Are normed spaces a subset of metric spaces?
As norms give rise to metrics is it right to say that the set of all normed spaces forms a subset of all metric spaces?
Are normed spaces a subset of metric spaces?
As norms give rise to metrics is it right to say that the set of all normed spaces forms a subset of all metric spaces?
On
Since a norm induces a metric, every normed space is a metric space.
However, not every metric space is a normed space.
See this picture from Wikipedia:
Depends on the notion of subset (or rather: subclass) in this context.
In formal context, a normed space is typically defined as a pair of a vector space and a norm on it, i.e., a specific map $V\to\Bbb R$ with the well-known properties. A metric space is a pair of a set and a metric, i.e., a specific map $X\times X\to\Bbb R$. Now, neither "is" a vectors space a set (as a vector space already "is" a tuple of a set and operations), nor is a map from an object to the reals a map from the product of an object with itself to the reals.

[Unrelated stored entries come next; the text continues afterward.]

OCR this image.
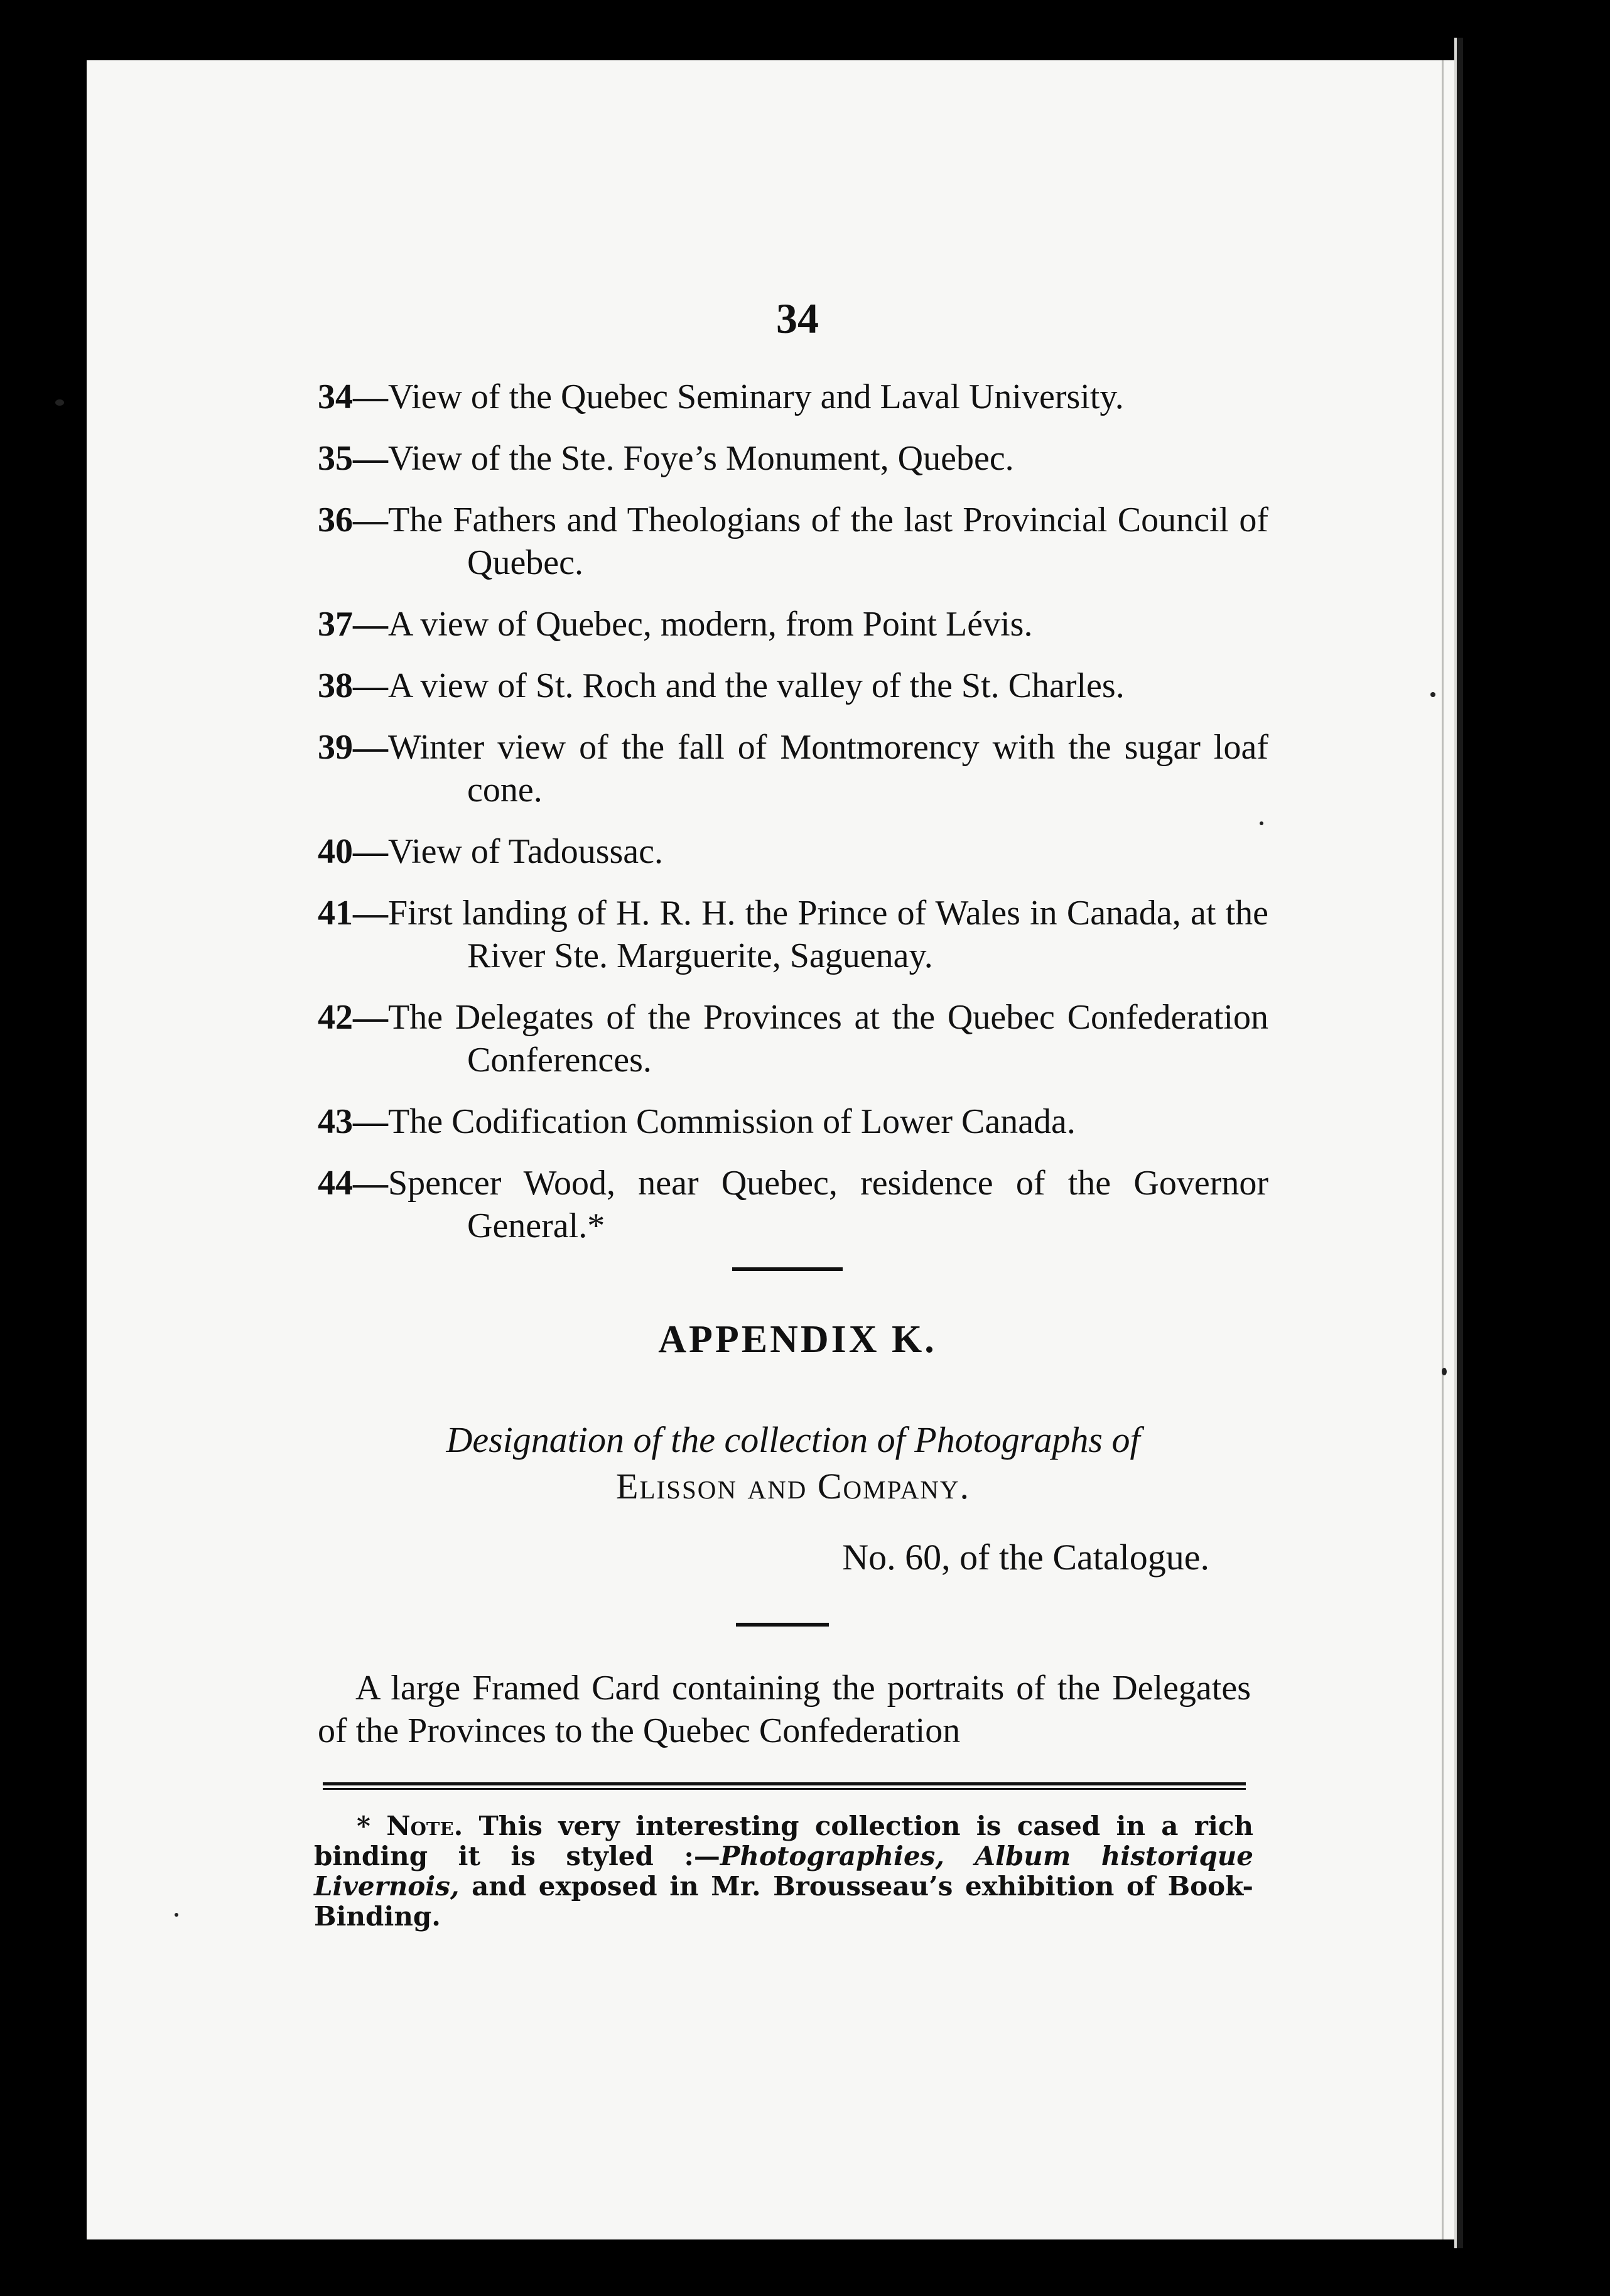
34
34—View of the Quebec Seminary and Laval University.
35—View of the Ste. Foye’s Monument, Quebec.
36—The Fathers and Theologians of the last Provincial Council of Quebec.
37—A view of Quebec, modern, from Point Lévis.
38—A view of St. Roch and the valley of the St. Charles.
39—Winter view of the fall of Montmorency with the sugar loaf cone.
40—View of Tadoussac.
41—First landing of H. R. H. the Prince of Wales in Canada, at the River Ste. Marguerite, Saguenay.
42—The Delegates of the Provinces at the Quebec Confederation Conferences.
43—The Codification Commission of Lower Canada.
44—Spencer Wood, near Quebec, residence of the Governor General.*
APPENDIX K.
Designation of the collection of Photographs of
Elisson and Company.
No. 60, of the Catalogue.
A large Framed Card containing the portraits of the Delegates of the Provinces to the Quebec Confederation
* Note. This very interesting collection is cased in a rich binding it is styled :—Photographies, Album historique Livernois, and exposed in Mr. Brousseau’s exhibition of Book-Binding.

However, we have what is called a functor from the category of normed vector spaces to the category of metric spaces, which sends a normed space to the metric space having the underlying set of the vector space as its set and the metric between two vectors given by the norm of the difference. Unfortunately, we cannot reconstruct the vector space structure from the metric - not even the zero vector (because the metric is translation invariant). There are also other less trivial problems that prevent this association from being one-to-one, which would be the least to require if one wanted to at least view the normed vectors spaces as a subclass of the metric spaces.